Governor Signs Steinberg/Dutton Legislation Curbing Abuses of Disabled Access Law

 Well it looks like the rumors I have been hearing are incorrect. The Governor just signed SB1186 the ADA bill.  For all of you that agreed to sign our letter thank you. Please know we will be sending a letter to the Governor and Senator Steinberg a thank you letter.
If you have not responded and want to be on the thank you letter please let me know.
In cases like this my philosophy is it is better to be prepared and get out letters if you are not sure of outcome.
Hope you agree.
See below

Scott Hauge
Small Business California
2311 Taraval Street
San Francisco, CA  94116


From: Hedlund, Mark
Sent: Wednesday, September 19, 2012 3:27 PM
Subject: Governor Signs Steinberg/Dutton Legislation Curbing Abuses of Disabled Access Law

FOR IMMEDIATE RELEASE                                                                                                                                            Contact: Mark Hedlund 
September 19, 2012                                                                                                                                                                          916-651-4006

                         Governor Signs Legislation Reforming Disabled Access Law

(Sacramento) – A measure to protect California businesses from predatory legal action while improving access for members of the disabled community is now California law, as Governor Jerry Brown today signed Senate Bill 1186. This bipartisan effort co-authored by Senate President pro Tempore Darrell Steinberg (D-Sacramento) and Senator Bob Dutton (R-Inland Empire) becomes law immediately upon the Governor’s signature, as both houses of the Legislature passed the bill with overwhelming support as an urgency measure.

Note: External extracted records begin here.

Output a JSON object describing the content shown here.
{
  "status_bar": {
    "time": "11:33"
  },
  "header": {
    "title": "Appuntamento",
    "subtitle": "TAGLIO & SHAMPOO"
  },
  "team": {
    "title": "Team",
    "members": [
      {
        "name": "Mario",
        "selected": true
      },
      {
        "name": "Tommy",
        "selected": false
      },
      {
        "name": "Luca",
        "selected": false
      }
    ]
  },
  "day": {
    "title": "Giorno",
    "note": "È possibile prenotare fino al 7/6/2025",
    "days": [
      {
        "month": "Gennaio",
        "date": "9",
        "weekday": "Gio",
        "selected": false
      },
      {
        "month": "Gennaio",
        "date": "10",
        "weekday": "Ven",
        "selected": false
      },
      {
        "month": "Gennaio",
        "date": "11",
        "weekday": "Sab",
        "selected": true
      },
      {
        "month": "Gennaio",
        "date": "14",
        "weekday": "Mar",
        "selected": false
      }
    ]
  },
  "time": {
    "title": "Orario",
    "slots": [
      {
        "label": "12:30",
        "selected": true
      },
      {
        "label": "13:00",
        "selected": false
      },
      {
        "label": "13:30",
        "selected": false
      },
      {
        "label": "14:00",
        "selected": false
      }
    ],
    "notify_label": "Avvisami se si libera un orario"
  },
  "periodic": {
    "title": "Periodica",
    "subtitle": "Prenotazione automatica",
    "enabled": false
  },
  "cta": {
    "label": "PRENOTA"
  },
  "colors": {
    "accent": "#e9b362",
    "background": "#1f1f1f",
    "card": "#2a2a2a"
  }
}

The bill brings reform to the state’s disability access law by prohibiting “demand for money” letters, where attorneys target businesses with alleged minor access violations and demand a quick monetary settlement in lieu of a more expensive lawsuit or fixing the problem to improve access. Among other provisions, the bill prevents attorneys from “stacking” multiple claims for the same alleged violation in order to increase monetary awards, while it also reduces statutory damages for businesses that fix unintentional violations within 30 to 60 days.

”The whole point of our state and federal disability access laws is to remove barriers for the disabled, giving them full and equal access to businesses like everyone else. Up until now unfortunately, it was often cheaper and quicker for business owners to settle out of court than to remove those obstacles,” said Steinberg. “SB 1186 will instead provide more incentives to fix the violations and enhance accessibility. After many months of working with business and disability rights advocates, this compromise applies common sense to difficult issues.”

While the new law prohibits demand letters asking for money or offers to settle, an attorney with a claim for damages can still send a letter to a business pointing out the alleged violation and advise the owner and/or tenant they “may be civilly liable for actual and statutory damages for a violation of the construction-related accessibility requirement.”  Any complaint must also specify the alleged barrier with the date and manner in which it denied access to a person with a disability.

In addition, SB 1186 makes a distinction between intentional and unintentional violations. While a business or property owner would be eligible for reduced damages if the violation is unintentional and is fixed within the statutory time frame, the law preserves the full statutory damages liability for intentional violations.

The urgency measure passed the State Senate 34 – 3, and passed the State Assembly by a vote of 77 – 0.